# Advanced NLP: Dynamic Decisions and Bi-LSTM CRF 🇦🇺

[![Open In Colab](https://colab.research.google.com/assets/colab-badge.svg)](https://colab.research.google.com/github/vuhung16au/pytorch-mastery/blob/main/examples/pytorch-nlp/04_advanced_nlp.ipynb)
[![View on GitHub](https://img.shields.io/badge/View_on-GitHub-blue?logo=github)](https://github.com/vuhung16au/pytorch-mastery/blob/main/examples/pytorch-nlp/04_advanced_nlp.ipynb)

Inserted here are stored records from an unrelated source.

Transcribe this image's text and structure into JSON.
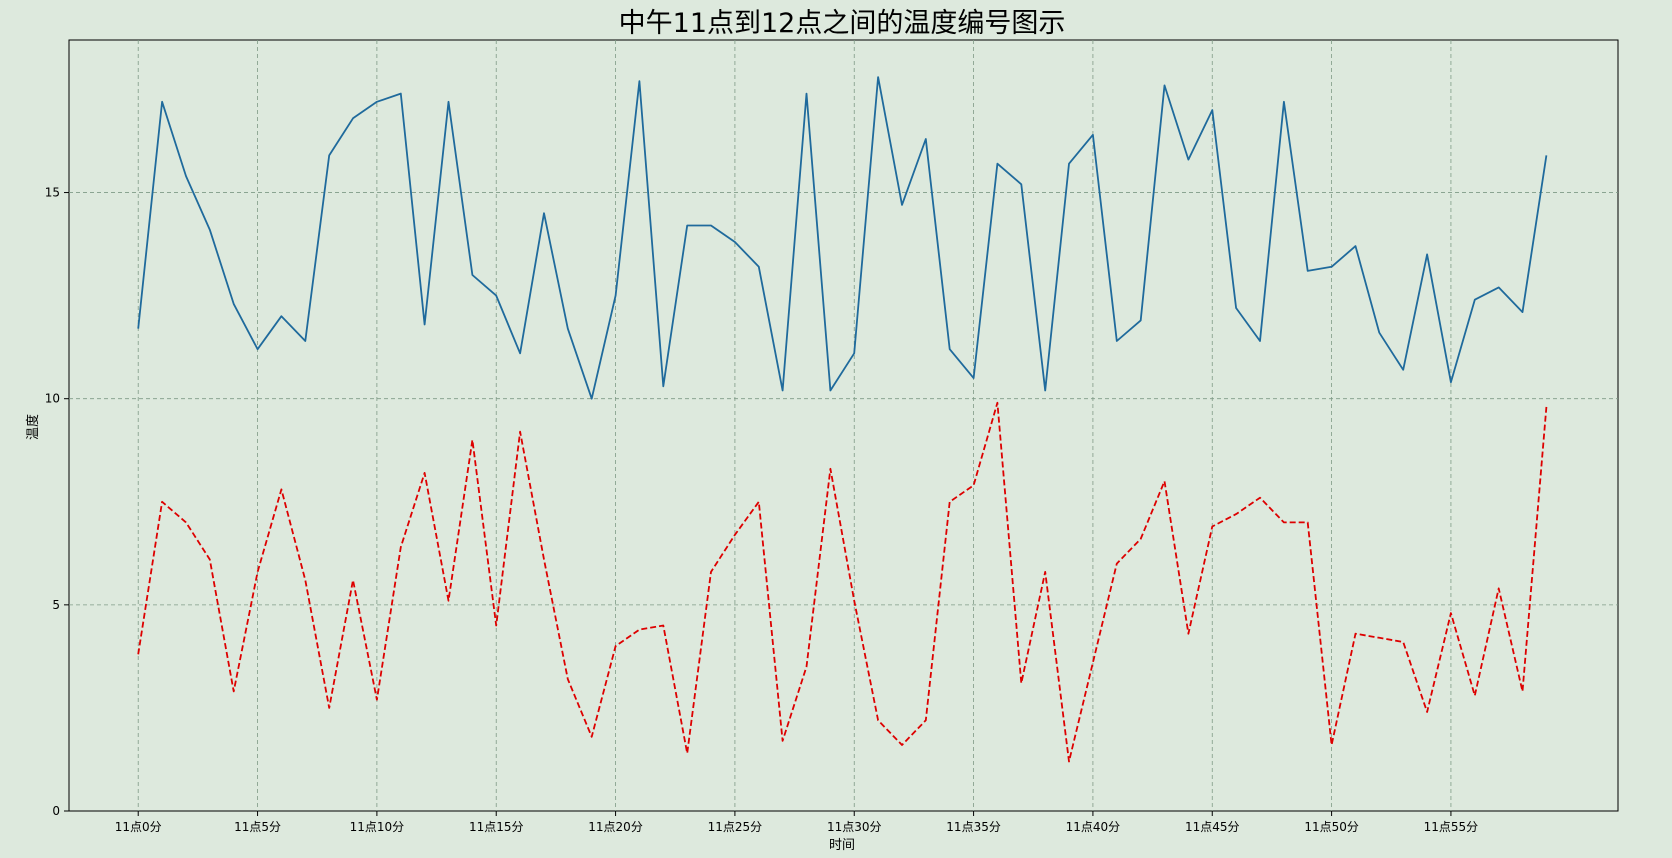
{
  "chart_data": {
    "type": "line",
    "title": "中午11点到12点之间的温度编号图示",
    "xlabel": "时间",
    "ylabel": "温度",
    "xlim": [
      -2.9,
      62
    ],
    "ylim": [
      0,
      18.7
    ],
    "grid": true,
    "x_tick_labels": [
      "11点0分",
      "11点5分",
      "11点10分",
      "11点15分",
      "11点20分",
      "11点25分",
      "11点30分",
      "11点35分",
      "11点40分",
      "11点45分",
      "11点50分",
      "11点55分"
    ],
    "x_tick_values": [
      0,
      5,
      10,
      15,
      20,
      25,
      30,
      35,
      40,
      45,
      50,
      55
    ],
    "y_tick_values": [
      0,
      5,
      10,
      15
    ],
    "y_tick_labels": [
      "0",
      "5",
      "10",
      "15"
    ],
    "series": [
      {
        "style": "solid",
        "color": "#1f6a9c",
        "values": [
          11.7,
          17.2,
          15.4,
          14.1,
          12.3,
          11.2,
          12.0,
          11.4,
          15.9,
          16.8,
          17.2,
          17.4,
          11.8,
          17.2,
          13.0,
          12.5,
          11.1,
          14.5,
          11.7,
          10.0,
          12.5,
          17.7,
          10.3,
          14.2,
          14.2,
          13.8,
          13.2,
          10.2,
          17.4,
          10.2,
          11.1,
          17.8,
          14.7,
          16.3,
          11.2,
          10.5,
          15.7,
          15.2,
          10.2,
          15.7,
          16.4,
          11.4,
          11.9,
          17.6,
          15.8,
          17.0,
          12.2,
          11.4,
          17.2,
          13.1,
          13.2,
          13.7,
          11.6,
          10.7,
          13.5,
          10.4,
          12.4,
          12.7,
          12.1,
          15.9
        ]
      },
      {
        "style": "dashed",
        "color": "#dd0000",
        "values": [
          3.8,
          7.5,
          7.0,
          6.1,
          2.9,
          5.8,
          7.8,
          5.6,
          2.5,
          5.6,
          2.7,
          6.4,
          8.2,
          5.1,
          9.0,
          4.5,
          9.2,
          6.1,
          3.2,
          1.8,
          4.0,
          4.4,
          4.5,
          1.4,
          5.8,
          6.7,
          7.5,
          1.7,
          3.5,
          8.3,
          5.1,
          2.2,
          1.6,
          2.2,
          7.5,
          7.9,
          9.9,
          3.1,
          5.8,
          1.2,
          3.6,
          6.0,
          6.6,
          8.0,
          4.3,
          6.9,
          7.2,
          7.6,
          7.0,
          7.0,
          1.6,
          4.3,
          4.2,
          4.1,
          2.4,
          4.8,
          2.8,
          5.4,
          2.9,
          9.8
        ]
      }
    ]
  }
}
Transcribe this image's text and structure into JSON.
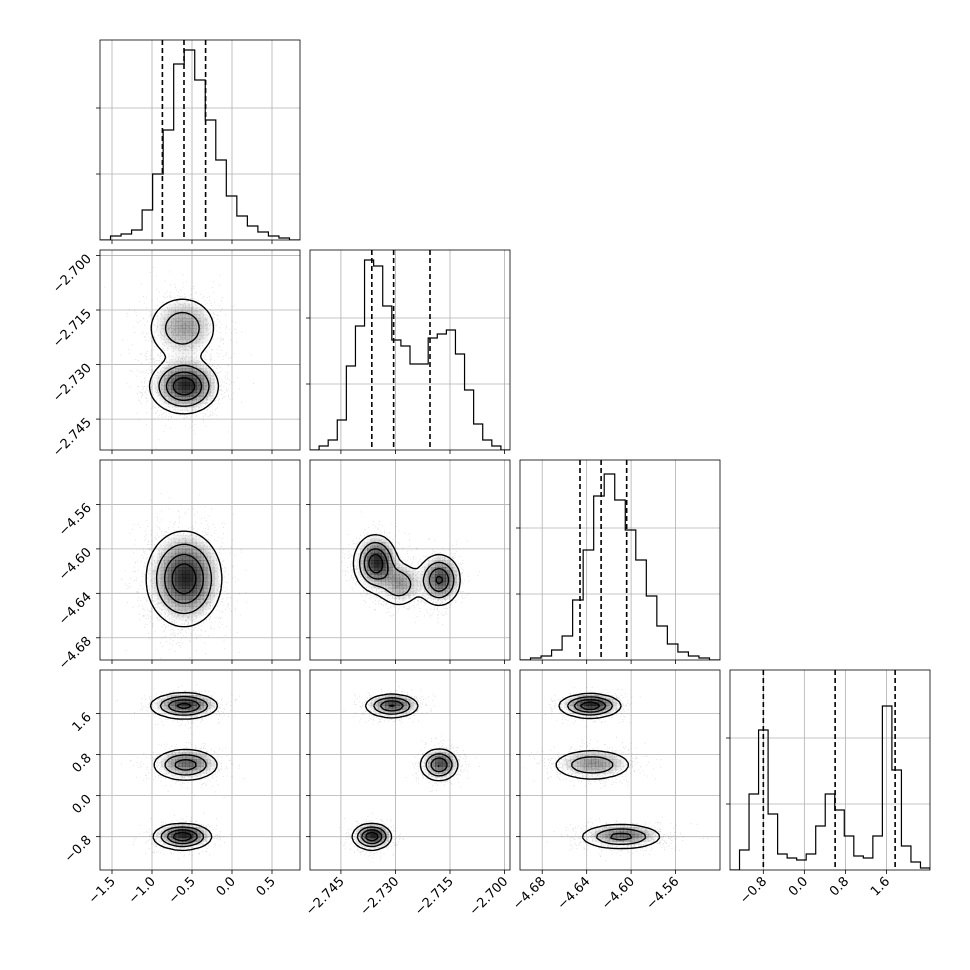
{
  "chart_data": {
    "type": "corner",
    "grid": true,
    "params": [
      {
        "range": [
          -1.65,
          0.85
        ],
        "ticks": [
          -1.5,
          -1.0,
          -0.5,
          0.0,
          0.5
        ],
        "tick_labels": [
          "−1.5",
          "−1.0",
          "−0.5",
          "0.0",
          "0.5"
        ],
        "quantiles": [
          -0.87,
          -0.6,
          -0.33
        ],
        "hist": [
          0,
          0.02,
          0.03,
          0.05,
          0.15,
          0.33,
          0.55,
          0.88,
          0.95,
          0.8,
          0.6,
          0.4,
          0.22,
          0.12,
          0.07,
          0.04,
          0.02,
          0.01,
          0
        ],
        "modes": [
          {
            "c": -0.6,
            "s": 0.22,
            "w": 1
          }
        ]
      },
      {
        "range": [
          -2.7535,
          -2.6985
        ],
        "ticks": [
          -2.745,
          -2.73,
          -2.715,
          -2.7
        ],
        "tick_labels": [
          "−2.745",
          "−2.730",
          "−2.715",
          "−2.700"
        ],
        "quantiles": [
          -2.7365,
          -2.7305,
          -2.7205
        ],
        "hist": [
          0,
          0.02,
          0.05,
          0.15,
          0.42,
          0.62,
          0.95,
          0.92,
          0.72,
          0.55,
          0.52,
          0.43,
          0.43,
          0.56,
          0.58,
          0.6,
          0.48,
          0.3,
          0.13,
          0.05,
          0.02,
          0
        ],
        "modes": [
          {
            "c": -2.736,
            "s": 0.003,
            "w": 0.6
          },
          {
            "c": -2.718,
            "s": 0.003,
            "w": 0.4
          }
        ]
      },
      {
        "range": [
          -4.7,
          -4.52
        ],
        "ticks": [
          -4.68,
          -4.64,
          -4.6,
          -4.56
        ],
        "tick_labels": [
          "−4.68",
          "−4.64",
          "−4.60",
          "−4.56"
        ],
        "quantiles": [
          -4.646,
          -4.627,
          -4.604
        ],
        "hist": [
          0,
          0.01,
          0.02,
          0.05,
          0.12,
          0.3,
          0.55,
          0.82,
          0.93,
          0.8,
          0.65,
          0.5,
          0.32,
          0.17,
          0.08,
          0.04,
          0.02,
          0.01,
          0
        ],
        "modes": [
          {
            "c": -4.627,
            "s": 0.02,
            "w": 1
          }
        ]
      },
      {
        "range": [
          -1.45,
          2.45
        ],
        "ticks": [
          -0.8,
          0.0,
          0.8,
          1.6
        ],
        "tick_labels": [
          "−0.8",
          "0.0",
          "0.8",
          "1.6"
        ],
        "quantiles": [
          -0.8,
          0.6,
          1.77
        ],
        "hist": [
          0,
          0.1,
          0.38,
          0.7,
          0.28,
          0.08,
          0.06,
          0.05,
          0.08,
          0.22,
          0.38,
          0.3,
          0.17,
          0.07,
          0.06,
          0.17,
          0.82,
          0.5,
          0.12,
          0.04,
          0.01
        ],
        "modes": [
          {
            "c": -0.8,
            "s": 0.12,
            "w": 0.33
          },
          {
            "c": 0.6,
            "s": 0.14,
            "w": 0.33
          },
          {
            "c": 1.75,
            "s": 0.11,
            "w": 0.34
          }
        ]
      }
    ],
    "pairs": [
      {
        "row": 1,
        "col": 0,
        "blobs": [
          {
            "x": -0.62,
            "y": -2.72,
            "sx": 0.22,
            "sy": 0.0045,
            "w": 0.4
          },
          {
            "x": -0.6,
            "y": -2.736,
            "sx": 0.2,
            "sy": 0.0035,
            "w": 0.6
          }
        ]
      },
      {
        "row": 2,
        "col": 0,
        "blobs": [
          {
            "x": -0.6,
            "y": -4.627,
            "sx": 0.22,
            "sy": 0.02,
            "w": 1
          }
        ]
      },
      {
        "row": 2,
        "col": 1,
        "blobs": [
          {
            "x": -2.7355,
            "y": -4.613,
            "sx": 0.0028,
            "sy": 0.012,
            "w": 0.45
          },
          {
            "x": -2.729,
            "y": -4.632,
            "sx": 0.003,
            "sy": 0.01,
            "w": 0.2
          },
          {
            "x": -2.718,
            "y": -4.628,
            "sx": 0.0028,
            "sy": 0.011,
            "w": 0.35
          }
        ]
      },
      {
        "row": 3,
        "col": 0,
        "blobs": [
          {
            "x": -0.6,
            "y": 1.75,
            "sx": 0.2,
            "sy": 0.12,
            "w": 0.34
          },
          {
            "x": -0.58,
            "y": 0.6,
            "sx": 0.2,
            "sy": 0.15,
            "w": 0.33
          },
          {
            "x": -0.62,
            "y": -0.8,
            "sx": 0.17,
            "sy": 0.12,
            "w": 0.33
          }
        ]
      },
      {
        "row": 3,
        "col": 1,
        "blobs": [
          {
            "x": -2.731,
            "y": 1.75,
            "sx": 0.0035,
            "sy": 0.11,
            "w": 0.34
          },
          {
            "x": -2.718,
            "y": 0.6,
            "sx": 0.0025,
            "sy": 0.15,
            "w": 0.33
          },
          {
            "x": -2.7365,
            "y": -0.8,
            "sx": 0.0025,
            "sy": 0.12,
            "w": 0.33
          }
        ]
      },
      {
        "row": 3,
        "col": 2,
        "blobs": [
          {
            "x": -4.637,
            "y": 1.75,
            "sx": 0.013,
            "sy": 0.11,
            "w": 0.34
          },
          {
            "x": -4.635,
            "y": 0.6,
            "sx": 0.018,
            "sy": 0.15,
            "w": 0.33
          },
          {
            "x": -4.609,
            "y": -0.8,
            "sx": 0.018,
            "sy": 0.12,
            "w": 0.33
          }
        ]
      }
    ]
  }
}
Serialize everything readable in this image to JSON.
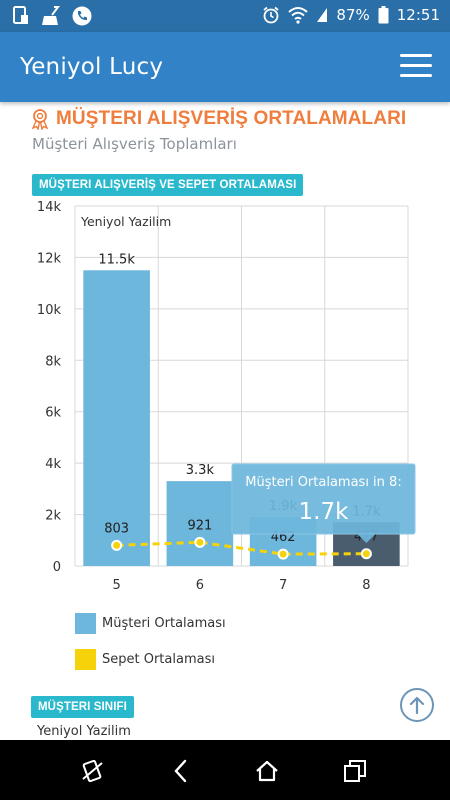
{
  "status_bar": {
    "battery": "87%",
    "time": "12:51"
  },
  "app_bar": {
    "title": "Yeniyol Lucy"
  },
  "section": {
    "title": "MÜŞTERI ALIŞVERİŞ ORTALAMALARI",
    "subtitle": "Müşteri Alışveriş Toplamları"
  },
  "chart_badge": "MÜŞTERI ALIŞVERİŞ VE SEPET ORTALAMASI",
  "chart_data": {
    "type": "bar",
    "subtitle_in_plot": "Yeniyol Yazilim",
    "categories": [
      "5",
      "6",
      "7",
      "8"
    ],
    "ylim": [
      0,
      14000
    ],
    "yticks": [
      0,
      2000,
      4000,
      6000,
      8000,
      10000,
      12000,
      14000
    ],
    "ytick_labels": [
      "0",
      "2k",
      "4k",
      "6k",
      "8k",
      "10k",
      "12k",
      "14k"
    ],
    "grid": true,
    "series": [
      {
        "name": "Müşteri Ortalaması",
        "type": "bar",
        "color": "#6db6dc",
        "highlight_color": "#4a5d6e",
        "values": [
          11500,
          3300,
          1900,
          1700
        ],
        "labels": [
          "11.5k",
          "3.3k",
          "1.9k",
          "1.7k"
        ]
      },
      {
        "name": "Sepet Ortalaması",
        "type": "line",
        "color": "#f6d20a",
        "values": [
          803,
          921,
          462,
          477
        ],
        "labels": [
          "803",
          "921",
          "462",
          "477"
        ]
      }
    ],
    "tooltip": {
      "category": "8",
      "title": "Müşteri Ortalaması in 8:",
      "value": "1.7k"
    },
    "legend_position": "bottom-left"
  },
  "sinif_badge": "MÜŞTERI SINIFI",
  "sinif_label": "Yeniyol Yazilim",
  "icons": [
    "notification-icon",
    "cleaner-icon",
    "phone-icon",
    "alarm-icon",
    "wifi-icon",
    "battery-icon",
    "menu-icon",
    "award-icon",
    "arrow-up-icon",
    "rotate-icon",
    "back-icon",
    "home-icon",
    "recents-icon"
  ]
}
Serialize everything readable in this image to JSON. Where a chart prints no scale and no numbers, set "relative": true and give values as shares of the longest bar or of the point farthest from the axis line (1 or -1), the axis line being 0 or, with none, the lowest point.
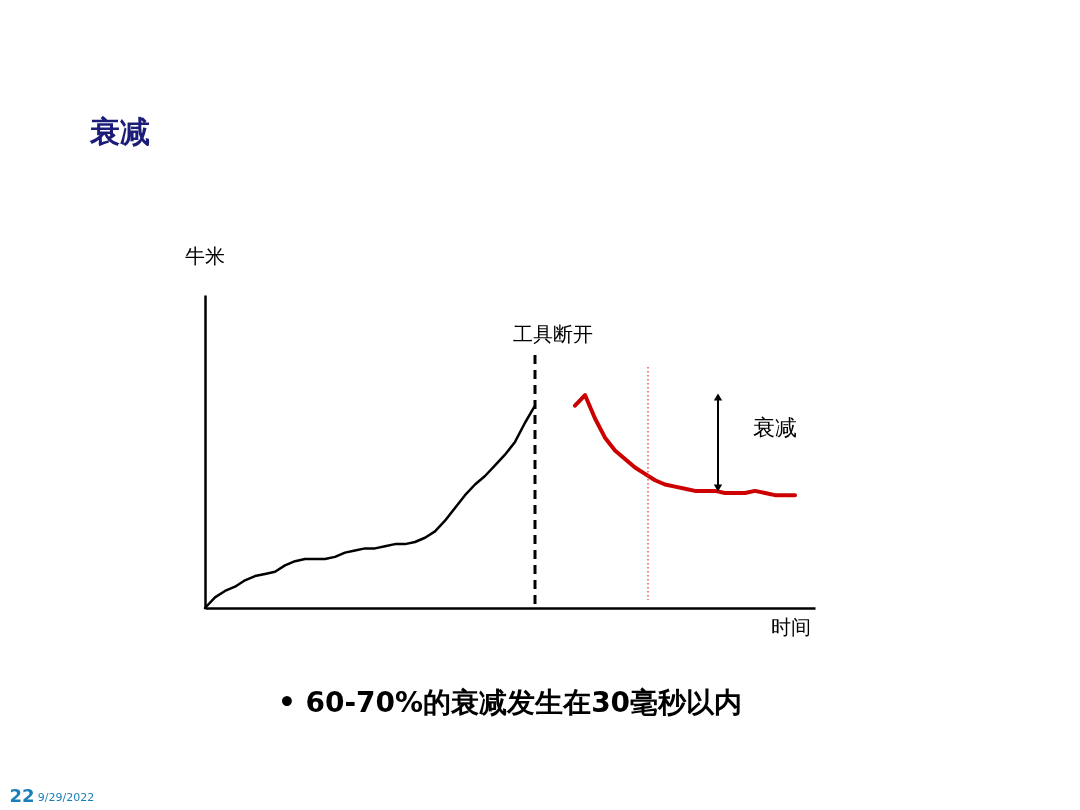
{
  "chart_data": {
    "type": "line",
    "title": "衰减",
    "xlabel": "时间",
    "relative": true,
    "categories": [
      null,
      null,
      null,
      null,
      null,
      null,
      null,
      null,
      null,
      null,
      null,
      null,
      null,
      null,
      null,
      null,
      null,
      null,
      null,
      null,
      null,
      null,
      null,
      null,
      null,
      null,
      null,
      null,
      null,
      null,
      null,
      null,
      null,
      null,
      null,
      null,
      null,
      null,
      null,
      null,
      null,
      null,
      null,
      null,
      null,
      null,
      null,
      null,
      null,
      null,
      null,
      null,
      null,
      null,
      null,
      null,
      null,
      null,
      null,
      null,
      null,
      null
    ],
    "series": [
      {
        "color": "#000000",
        "values": [
          0,
          0.05,
          0.08,
          0.1,
          0.13,
          0.15,
          0.16,
          0.17,
          0.2,
          0.22,
          0.23,
          0.23,
          0.23,
          0.24,
          0.26,
          0.27,
          0.28,
          0.28,
          0.29,
          0.3,
          0.3,
          0.31,
          0.33,
          0.36,
          0.41,
          0.47,
          0.53,
          0.58,
          0.62,
          0.67,
          0.72,
          0.78,
          0.87,
          0.95,
          null,
          null,
          null,
          null,
          null,
          null,
          null,
          null,
          null,
          null,
          null,
          null,
          null,
          null,
          null,
          null,
          null,
          null,
          null,
          null,
          null,
          null,
          null,
          null,
          null,
          null,
          null,
          null
        ]
      },
      {
        "color": "#cc0000",
        "values": [
          null,
          null,
          null,
          null,
          null,
          null,
          null,
          null,
          null,
          null,
          null,
          null,
          null,
          null,
          null,
          null,
          null,
          null,
          null,
          null,
          null,
          null,
          null,
          null,
          null,
          null,
          null,
          null,
          null,
          null,
          null,
          null,
          null,
          null,
          null,
          null,
          null,
          0.95,
          1,
          0.89,
          0.8,
          0.74,
          0.7,
          0.66,
          0.63,
          0.6,
          0.58,
          0.57,
          0.56,
          0.55,
          0.55,
          0.55,
          0.54,
          0.54,
          0.54,
          0.55,
          0.54,
          0.53,
          0.53,
          0.53,
          null,
          null
        ]
      }
    ],
    "annotations": [
      "牛米",
      "工具断开",
      "衰减",
      "• 60-70%的衰减发生在30毫秒以内",
      "22",
      "9/29/2022"
    ]
  }
}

Master advanced NLP techniques using PyTorch with Bi-directional LSTM and Conditional Random Fields (CRF). Features comprehensive Australian Named Entity Recognition with English-Vietnamese multilingual support and dynamic decision making for complex sequence labeling tasks.

## Learning Objectives

By the end of this notebook, you will:

- 🧠 **Master Bi-LSTM CRF architecture** for advanced sequence labeling
- 🏷️ **Implement Australian NER** for locations, organizations, and landmarks
- 🔄 **Apply dynamic computation graphs** for flexible sequence processing
- 🎯 **Handle complex decision making** with CRF layer constraints
- 🇦🇺 **Build Australian-specific NER** models with tourism entities
- 🌏 **Support multilingual NER** for English and Vietnamese text
- 🤗 **Bridge to Hugging Face** transformers for modern NLP

## What You'll Build

1. **Australian Tourism NER** - Extract locations, attractions, and organizations
2. **Bi-LSTM CRF Model** - State-of-the-art sequence labeling architecture
3. **Dynamic Decision Engine** - Handle variable-length sequences efficiently
4. **Multilingual Entity Extractor** - Process English and Vietnamese tourism text
5. **Hugging Face Integration** - Connect PyTorch models to modern transformers

## Key Concepts

### Bi-directional LSTM
- **Forward LSTM**: Processes sequence left-to-right for context
- **Backward LSTM**: Processes sequence right-to-left for future context
- **Combined representation**: Concatenates both directions for rich features

### Conditional Random Fields (CRF)
- **Global optimization**: Considers entire sequence for optimal labeling
- **Transition constraints**: Enforces valid label transitions (e.g., B-LOC → I-LOC)
- **Viterbi decoding**: Finds most likely sequence of labels

### Australian NER Tags
- **LOC**: Locations (Sydney, Melbourne, Great Barrier Reef)
- **ORG**: Organizations (Qantas, Commonwealth Bank, Tourism Australia)
- **MISC**: Miscellaneous (Opera House, Harbour Bridge, Uluru)
- **PER**: Persons (Australian personalities, Aboriginal leaders)

---

In [None]:
# Environment Detection and Setup
import sys
import subprocess
import os
import time

# Detect the runtime environment
IS_COLAB = "google.colab" in sys.modules
IS_KAGGLE = "kaggle_secrets" in sys.modules or "kaggle" in os.environ.get('KAGGLE_URL_BASE', '')
IS_LOCAL = not (IS_COLAB or IS_KAGGLE)

print(f"🔍 Advanced NLP Environment Detection:")
print(f"   Local Development: {IS_LOCAL}")
print(f"   Google Colab: {IS_COLAB}")
print(f"   Kaggle Notebooks: {IS_KAGGLE}")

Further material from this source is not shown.